Summers and Ed Dorsey, president of the steering committee for Hagerstown YMCA's Black Achievers, told youngsters at the event they should dedicate themselves to helping others.
"As I said before, I enjoy the fact that Martin Luther King did what he did, that Malcolm X did what he did, and the others, but the fact of the matter is I am today writing history," Summers said.
For Marcus Nicholson, 38, the diversity of the crowd at the event was a hopeful sign.
"I like the mix of white Americans and black Americans in the audience.
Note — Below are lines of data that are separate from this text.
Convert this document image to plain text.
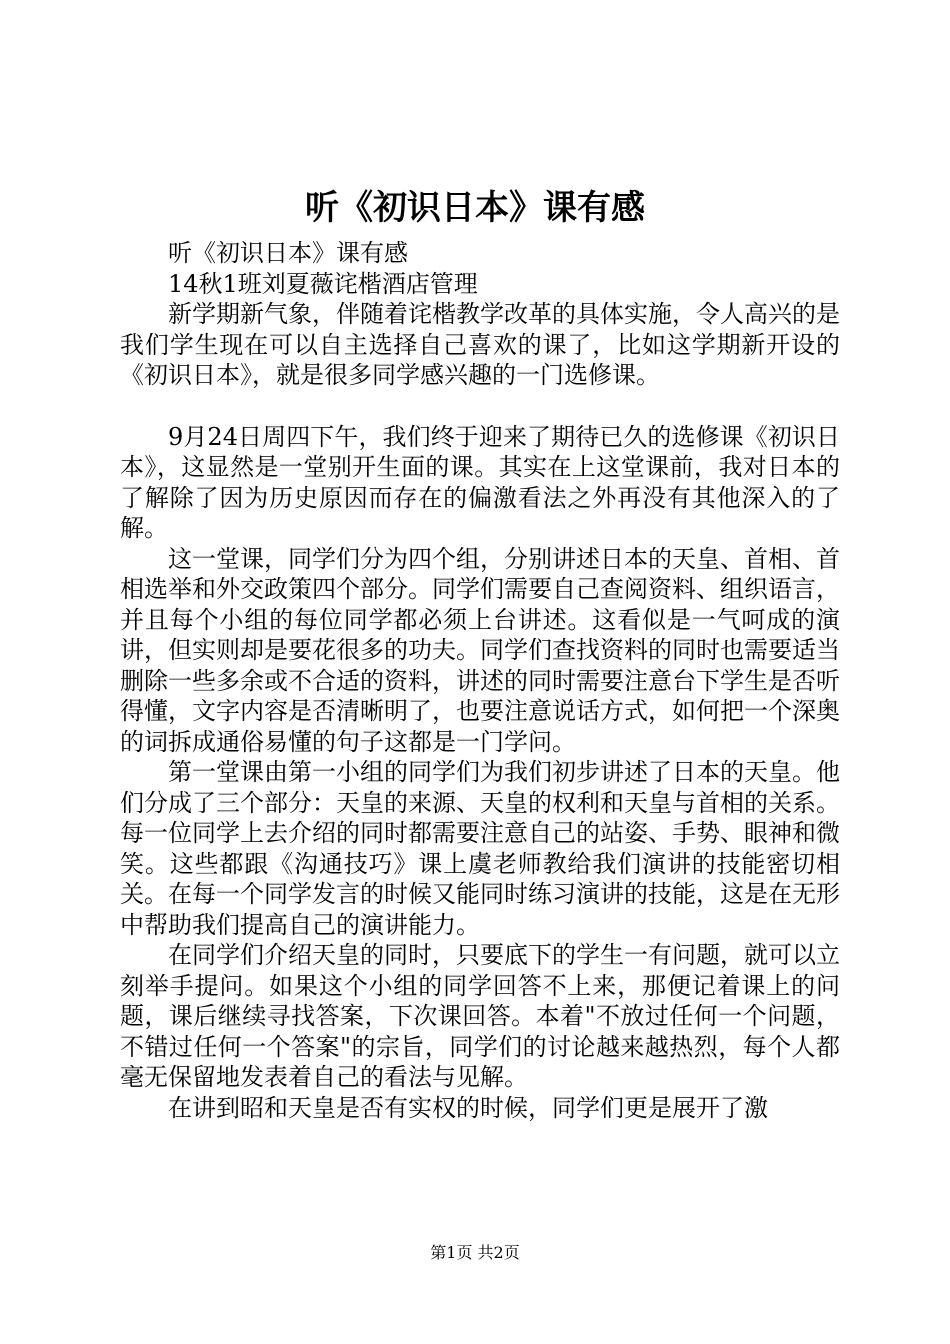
听《初识日本》课有感

听《初识日本》课有感

14秋1班刘夏薇诧楷酒店管理

新学期新气象，伴随着诧楷教学改革的具体实施，令人高兴的是我们学生现在可以自主选择自己喜欢的课了，比如这学期新开设的《初识日本》，就是很多同学感兴趣的一门选修课。

9月24日周四下午，我们终于迎来了期待已久的选修课《初识日本》，这显然是一堂别开生面的课。其实在上这堂课前，我对日本的了解除了因为历史原因而存在的偏激看法之外再没有其他深入的了解。

这一堂课，同学们分为四个组，分别讲述日本的天皇、首相、首相选举和外交政策四个部分。同学们需要自己查阅资料、组织语言，并且每个小组的每位同学都必须上台讲述。这看似是一气呵成的演讲，但实则却是要花很多的功夫。同学们查找资料的同时也需要适当删除一些多余或不合适的资料，讲述的同时需要注意台下学生是否听得懂，文字内容是否清晰明了，也要注意说话方式，如何把一个深奥的词拆成通俗易懂的句子这都是一门学问。

第一堂课由第一小组的同学们为我们初步讲述了日本的天皇。他们分成了三个部分：天皇的来源、天皇的权利和天皇与首相的关系。每一位同学上去介绍的同时都需要注意自己的站姿、手势、眼神和微笑。这些都跟《沟通技巧》课上虞老师教给我们演讲的技能密切相关。在每一个同学发言的时候又能同时练习演讲的技能，这是在无形中帮助我们提高自己的演讲能力。

在同学们介绍天皇的同时，只要底下的学生一有问题，就可以立刻举手提问。如果这个小组的同学回答不上来，那便记着课上的问题，课后继续寻找答案，下次课回答。本着"不放过任何一个问题，不错过任何一个答案"的宗旨，同学们的讨论越来越热烈，每个人都毫无保留地发表着自己的看法与见解。

在讲到昭和天皇是否有实权的时候，同学们更是展开了激

第1页 共2页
I thought that was very informative that the 'I have a dream' speech is actually coming to pass," said Nicholson, who moved with his family from a suburb of Baltimore about a year ago.
During brief comments toward the end of the event, Hagerstown City Councilman Lewis C. Metzner said he has a fairly simple response for people who ask what the need is for a month honoring black history.
"When we start teaching about the pride of the Pilgrims at the same time we talk about the enslavement of Africans, then we won't need Black History Month," Metzner said.
Hagerstown City Councilwoman Alesia Parson-McBean attended a portion of the two-hour event. A representative from Sen. Barbara A. Mikulski's office also was on hand.
Gregory Walton, 15, who performed a rap called "Young, Gifted & Black" at the event, said participating in the Black Achievers program has helped expose him to opportunities.
"Like it says in the song, there's more things for you to do if you're young and black besides drugs and rap," the South Hagerstown High School freshman said.
As black professionals, Nicholson and his wife, Stephanie, said they still feel the effects of prejudice and stereotypes.
"It's amazing to us, although we're both registered nurses, people will automatically assume we're not professionals," Stephanie Nicholson said.
She said she and her husband decided to home-school their two children because they were concerned about how black children, especially boys, fare in larger school settings. They teach the children, ages 6 and 8, to judge people by their character, not their color, Marcus Nicholson said.
"We prayerfully know that things are going to be different for our two kids," Stephanie Nicholson said.